高原がここでこの話を出したのは、要するに琉也がすでにシードを保有していることを知っているからに他ならない。琉也はこれまでに幾度も薬物系のシードを臨床試験まで持って行っているため、自然と機構長に話を通す機会があったわけである。
そして、話の流れを考えれば、こういうことになる。
「……つまり、この遠征に僕の持っているシードを持っていって使ってみてくれ、とそういうことですか」
しかし、こうして口にしてみると、なかなかにチャレンジングというか、ちょっと異常な感じさえする。遠征先に何があるか分からないのに、何がどう転ぶかわからないシードを持って行けというのは、正しい判断なのか? 毒をもって毒を制す、みたいな感じだろうか。偉い人の考えることはよく分からない。
内心の不満めいた思いを、高原は正しく見通していた。
「君の考えていることは分かる。だから予め言っておくが、私だってこれぞという決定的な考えがあるわけじゃない。簡単に言えば、保険だよ。何が起こるかわからないから、手札の数はできるだけ増やしておきたい。そういうことだ。もちろん、手札というのは、シードだけじゃなく、君自身も含まれているってことは、理解しておいてほしい」
どうやら、高原の中では琉也はずいぶんと高く評価されているらしい。とはいえ、最後に追加される形でメンバーに選ばれているらしきこの状況は、その評価とは矛盾するような気もするが。
ふと、シードの使用に関して気になったことを訊ねた。
「あの、シードは一つだけ持っていけ、ということですか? 複数となると承認の過程が大変だと思うんですけど」
通常、シードの初期評価のための使用には、厳密な手続きが必要となる。書類を出し、審査を待ち、承認されてようやく使用可能となって持ち出しが許可される。使用後には、初期評価用のレポートとは別に、使用時間や使用場所などを記載した書類を別途出しておかなければならない。有り体に言って、ものすごく面倒くさい。しかも、複数のシードを使いたければ、この面倒なプロセスをシードの数だけ繰り返す必要があり、保有するシードをいくつも持っていくとなれば、考えただけで気絶しそうな手間暇がかかる。
幸いにも、高原は話の分かる人であった。
「いやいや、そこはこっちの方で適当に融通するよ。最近、ようやくこの辺の融通が利くようになってきてね。まあ単に特例に関する条項が規約に追加されただけなんだがね。そうだな、選ぶのも面倒だろうし、君の持ってるの、全部持っていっていいよ」
ははは、と気楽に言う高原とは裏腹に、琉也は琉也で固まっていた。話が分かるのはありがたいが、しかし、全部となると……。この人は、中身を分かって言っているのか。

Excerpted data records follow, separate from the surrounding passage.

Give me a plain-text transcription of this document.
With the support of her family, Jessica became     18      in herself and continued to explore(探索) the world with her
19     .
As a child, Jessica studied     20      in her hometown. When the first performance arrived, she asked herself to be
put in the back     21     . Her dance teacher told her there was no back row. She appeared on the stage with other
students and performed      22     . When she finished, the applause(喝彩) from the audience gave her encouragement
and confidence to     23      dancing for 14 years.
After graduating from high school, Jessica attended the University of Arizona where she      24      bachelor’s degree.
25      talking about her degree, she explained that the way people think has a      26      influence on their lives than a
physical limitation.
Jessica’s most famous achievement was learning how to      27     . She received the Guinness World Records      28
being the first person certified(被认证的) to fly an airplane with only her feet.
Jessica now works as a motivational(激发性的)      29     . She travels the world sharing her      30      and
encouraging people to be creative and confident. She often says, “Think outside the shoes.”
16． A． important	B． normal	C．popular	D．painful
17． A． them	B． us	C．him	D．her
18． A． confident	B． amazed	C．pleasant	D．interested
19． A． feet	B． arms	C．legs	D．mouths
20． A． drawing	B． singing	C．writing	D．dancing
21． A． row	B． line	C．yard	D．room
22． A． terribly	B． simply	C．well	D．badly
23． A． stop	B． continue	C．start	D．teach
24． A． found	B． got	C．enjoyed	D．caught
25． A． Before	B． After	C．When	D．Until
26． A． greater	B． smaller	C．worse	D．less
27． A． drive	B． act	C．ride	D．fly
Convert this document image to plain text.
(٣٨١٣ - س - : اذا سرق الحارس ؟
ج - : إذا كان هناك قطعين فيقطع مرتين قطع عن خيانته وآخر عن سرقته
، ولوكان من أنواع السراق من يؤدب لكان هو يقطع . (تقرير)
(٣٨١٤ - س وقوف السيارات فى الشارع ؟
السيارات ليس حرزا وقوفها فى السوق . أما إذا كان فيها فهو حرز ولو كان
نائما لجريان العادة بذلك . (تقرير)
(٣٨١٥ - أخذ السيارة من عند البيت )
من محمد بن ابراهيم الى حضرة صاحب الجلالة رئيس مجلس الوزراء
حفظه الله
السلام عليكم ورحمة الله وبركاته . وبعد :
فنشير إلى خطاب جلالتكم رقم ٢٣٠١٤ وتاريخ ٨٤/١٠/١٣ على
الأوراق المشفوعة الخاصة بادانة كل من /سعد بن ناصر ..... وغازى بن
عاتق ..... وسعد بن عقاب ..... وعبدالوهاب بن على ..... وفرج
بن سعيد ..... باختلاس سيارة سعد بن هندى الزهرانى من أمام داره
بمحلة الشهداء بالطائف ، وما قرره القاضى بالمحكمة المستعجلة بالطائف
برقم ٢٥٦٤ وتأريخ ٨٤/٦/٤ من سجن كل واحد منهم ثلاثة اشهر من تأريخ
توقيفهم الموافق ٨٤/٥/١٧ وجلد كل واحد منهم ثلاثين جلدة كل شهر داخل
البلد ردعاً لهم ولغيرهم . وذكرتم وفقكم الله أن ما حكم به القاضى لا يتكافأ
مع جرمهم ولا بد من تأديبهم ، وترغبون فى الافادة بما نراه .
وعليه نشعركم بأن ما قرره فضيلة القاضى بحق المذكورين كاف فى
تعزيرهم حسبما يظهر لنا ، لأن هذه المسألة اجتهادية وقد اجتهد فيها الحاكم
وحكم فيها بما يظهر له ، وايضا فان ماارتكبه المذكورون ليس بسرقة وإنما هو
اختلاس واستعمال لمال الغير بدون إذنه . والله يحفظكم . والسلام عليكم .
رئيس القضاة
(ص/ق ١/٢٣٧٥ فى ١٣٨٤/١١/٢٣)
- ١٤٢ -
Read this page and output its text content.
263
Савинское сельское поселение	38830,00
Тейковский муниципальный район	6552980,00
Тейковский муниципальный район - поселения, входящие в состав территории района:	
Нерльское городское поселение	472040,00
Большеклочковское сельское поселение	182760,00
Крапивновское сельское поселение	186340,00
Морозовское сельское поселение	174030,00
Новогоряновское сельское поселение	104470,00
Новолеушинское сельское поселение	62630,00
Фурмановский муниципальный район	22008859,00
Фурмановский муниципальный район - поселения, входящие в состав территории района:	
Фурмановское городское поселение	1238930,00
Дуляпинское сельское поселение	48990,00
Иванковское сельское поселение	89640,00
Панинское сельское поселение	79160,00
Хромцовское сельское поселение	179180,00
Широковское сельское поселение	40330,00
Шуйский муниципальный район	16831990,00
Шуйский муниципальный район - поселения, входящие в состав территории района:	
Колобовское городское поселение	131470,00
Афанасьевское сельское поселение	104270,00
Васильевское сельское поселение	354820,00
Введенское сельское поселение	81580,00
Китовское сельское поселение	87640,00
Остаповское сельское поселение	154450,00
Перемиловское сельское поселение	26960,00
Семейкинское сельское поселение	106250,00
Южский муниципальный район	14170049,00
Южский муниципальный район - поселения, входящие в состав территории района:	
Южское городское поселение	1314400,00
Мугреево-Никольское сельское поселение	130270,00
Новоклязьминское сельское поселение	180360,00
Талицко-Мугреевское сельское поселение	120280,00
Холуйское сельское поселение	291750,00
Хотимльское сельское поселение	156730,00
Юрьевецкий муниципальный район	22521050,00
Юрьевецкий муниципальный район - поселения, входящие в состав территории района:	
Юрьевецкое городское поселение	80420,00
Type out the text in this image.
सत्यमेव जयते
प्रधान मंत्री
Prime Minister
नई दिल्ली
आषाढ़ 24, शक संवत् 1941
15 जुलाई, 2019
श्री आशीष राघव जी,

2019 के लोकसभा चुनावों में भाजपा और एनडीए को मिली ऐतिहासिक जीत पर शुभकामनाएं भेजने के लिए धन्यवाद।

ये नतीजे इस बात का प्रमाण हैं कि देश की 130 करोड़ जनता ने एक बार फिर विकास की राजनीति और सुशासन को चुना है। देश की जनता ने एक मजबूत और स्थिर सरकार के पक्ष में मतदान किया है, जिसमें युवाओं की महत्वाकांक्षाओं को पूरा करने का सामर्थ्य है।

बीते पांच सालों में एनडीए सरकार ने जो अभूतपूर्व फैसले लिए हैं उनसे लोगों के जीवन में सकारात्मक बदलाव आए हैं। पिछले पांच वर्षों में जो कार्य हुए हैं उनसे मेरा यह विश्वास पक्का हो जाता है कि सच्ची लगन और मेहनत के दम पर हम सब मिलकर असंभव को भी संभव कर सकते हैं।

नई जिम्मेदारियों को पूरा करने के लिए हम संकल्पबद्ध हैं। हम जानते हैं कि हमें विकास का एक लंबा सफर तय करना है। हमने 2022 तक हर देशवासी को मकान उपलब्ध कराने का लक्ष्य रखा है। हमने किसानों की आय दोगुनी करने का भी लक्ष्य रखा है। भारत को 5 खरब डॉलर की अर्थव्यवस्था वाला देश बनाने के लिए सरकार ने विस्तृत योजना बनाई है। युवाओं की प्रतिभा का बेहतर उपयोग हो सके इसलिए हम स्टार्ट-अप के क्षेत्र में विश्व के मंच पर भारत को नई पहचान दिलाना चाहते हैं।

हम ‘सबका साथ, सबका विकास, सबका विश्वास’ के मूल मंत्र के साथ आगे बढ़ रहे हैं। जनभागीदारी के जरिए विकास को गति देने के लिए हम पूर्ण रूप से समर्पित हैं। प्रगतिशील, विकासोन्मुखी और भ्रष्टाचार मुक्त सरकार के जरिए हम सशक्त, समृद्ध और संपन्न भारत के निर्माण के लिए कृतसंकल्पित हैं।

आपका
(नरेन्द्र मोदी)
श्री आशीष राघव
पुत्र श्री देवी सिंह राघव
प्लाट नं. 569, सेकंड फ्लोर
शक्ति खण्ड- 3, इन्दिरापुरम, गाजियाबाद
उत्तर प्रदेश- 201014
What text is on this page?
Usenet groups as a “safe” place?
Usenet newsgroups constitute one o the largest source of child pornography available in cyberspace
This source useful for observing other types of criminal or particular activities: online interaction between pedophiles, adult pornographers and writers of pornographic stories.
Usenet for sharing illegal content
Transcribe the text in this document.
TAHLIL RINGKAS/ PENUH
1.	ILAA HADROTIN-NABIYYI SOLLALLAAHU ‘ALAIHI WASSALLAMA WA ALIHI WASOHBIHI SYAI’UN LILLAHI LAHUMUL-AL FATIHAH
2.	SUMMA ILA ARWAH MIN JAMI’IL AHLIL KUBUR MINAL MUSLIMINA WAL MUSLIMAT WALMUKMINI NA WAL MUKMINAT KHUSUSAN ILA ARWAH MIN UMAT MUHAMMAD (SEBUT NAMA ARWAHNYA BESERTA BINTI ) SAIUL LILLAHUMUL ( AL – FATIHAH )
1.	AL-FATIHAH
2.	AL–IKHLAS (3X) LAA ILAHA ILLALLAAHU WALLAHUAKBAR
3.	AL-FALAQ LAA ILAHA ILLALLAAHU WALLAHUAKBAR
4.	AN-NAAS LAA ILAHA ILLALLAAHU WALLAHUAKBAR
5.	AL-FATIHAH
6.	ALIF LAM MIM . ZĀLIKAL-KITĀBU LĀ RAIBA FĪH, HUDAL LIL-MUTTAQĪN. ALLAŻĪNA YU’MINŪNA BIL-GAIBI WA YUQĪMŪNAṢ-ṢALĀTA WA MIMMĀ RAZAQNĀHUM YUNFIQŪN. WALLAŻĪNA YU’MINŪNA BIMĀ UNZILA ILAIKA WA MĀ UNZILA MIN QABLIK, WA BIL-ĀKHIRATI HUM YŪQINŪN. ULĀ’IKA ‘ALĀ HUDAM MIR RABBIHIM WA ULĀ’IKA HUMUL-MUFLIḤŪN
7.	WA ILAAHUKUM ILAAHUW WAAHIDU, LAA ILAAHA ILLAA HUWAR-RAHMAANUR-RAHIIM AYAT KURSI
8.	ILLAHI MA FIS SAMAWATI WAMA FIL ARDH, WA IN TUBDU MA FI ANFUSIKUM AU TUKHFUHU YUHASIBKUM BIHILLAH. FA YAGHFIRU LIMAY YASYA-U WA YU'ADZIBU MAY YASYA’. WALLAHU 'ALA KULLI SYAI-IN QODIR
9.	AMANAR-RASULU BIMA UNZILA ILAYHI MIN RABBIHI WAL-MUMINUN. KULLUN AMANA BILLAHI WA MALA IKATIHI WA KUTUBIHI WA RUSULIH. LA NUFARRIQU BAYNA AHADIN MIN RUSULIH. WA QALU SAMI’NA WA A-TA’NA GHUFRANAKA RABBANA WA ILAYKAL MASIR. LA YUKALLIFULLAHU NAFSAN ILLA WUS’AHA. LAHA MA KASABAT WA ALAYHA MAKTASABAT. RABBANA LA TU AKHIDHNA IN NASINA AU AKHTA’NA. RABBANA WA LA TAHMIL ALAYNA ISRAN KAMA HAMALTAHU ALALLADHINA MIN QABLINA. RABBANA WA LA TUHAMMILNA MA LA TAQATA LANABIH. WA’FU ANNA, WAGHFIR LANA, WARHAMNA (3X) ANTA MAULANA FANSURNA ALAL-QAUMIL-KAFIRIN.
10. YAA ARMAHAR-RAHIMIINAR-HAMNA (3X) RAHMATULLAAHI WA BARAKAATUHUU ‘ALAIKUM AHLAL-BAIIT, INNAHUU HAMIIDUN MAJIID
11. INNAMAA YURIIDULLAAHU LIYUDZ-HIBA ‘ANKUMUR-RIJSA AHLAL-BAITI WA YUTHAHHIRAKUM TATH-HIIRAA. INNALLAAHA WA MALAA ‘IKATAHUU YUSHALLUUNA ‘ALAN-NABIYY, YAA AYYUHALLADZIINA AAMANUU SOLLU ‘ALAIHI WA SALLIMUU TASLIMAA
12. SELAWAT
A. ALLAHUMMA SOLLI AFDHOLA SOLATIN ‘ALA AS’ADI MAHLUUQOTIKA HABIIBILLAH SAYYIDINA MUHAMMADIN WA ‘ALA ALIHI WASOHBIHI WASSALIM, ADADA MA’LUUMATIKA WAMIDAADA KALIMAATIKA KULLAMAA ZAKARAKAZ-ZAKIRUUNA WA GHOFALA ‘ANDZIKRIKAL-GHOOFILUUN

しばらく高原の様子を窺っていたが、どうやらそれ以上は言うこともないようであった。つまりは、本気ということである。本気で、全部持っていかなければならないらしかった。
変な妖怪にでも取り憑かれてしまったかのように、どっと疲れた気分になっている琉也に、高原は気軽に告げた。
「じゃ、土曜日、待ってるよ。時間はいつも通りだね?」
「はい、よろしくお願いします……」
「いやなんか気重に感じてるみたいだけど、全然気負うことはないんだよ? たしかに危険はあるだろうけど、あくまで君は保険であって、どちらかといえば、この遠征を通じて色々学んで欲しいという私の思いもあってだね。ほら、やっぱりちょっと危険なくらいの方が本気も出るだろうし。それに主任務は運用本部の人たちが担当するわけだし」
「あ、はい、わかってます、大丈夫です」
何やら説得のような、言い訳のような口上を滔々と述べ始めた高原は、やっぱり少し年寄りくさくなったと思う。
琉也は、話をやや強引に打ち切って、軽く頭を下げてから機構長室を辞した。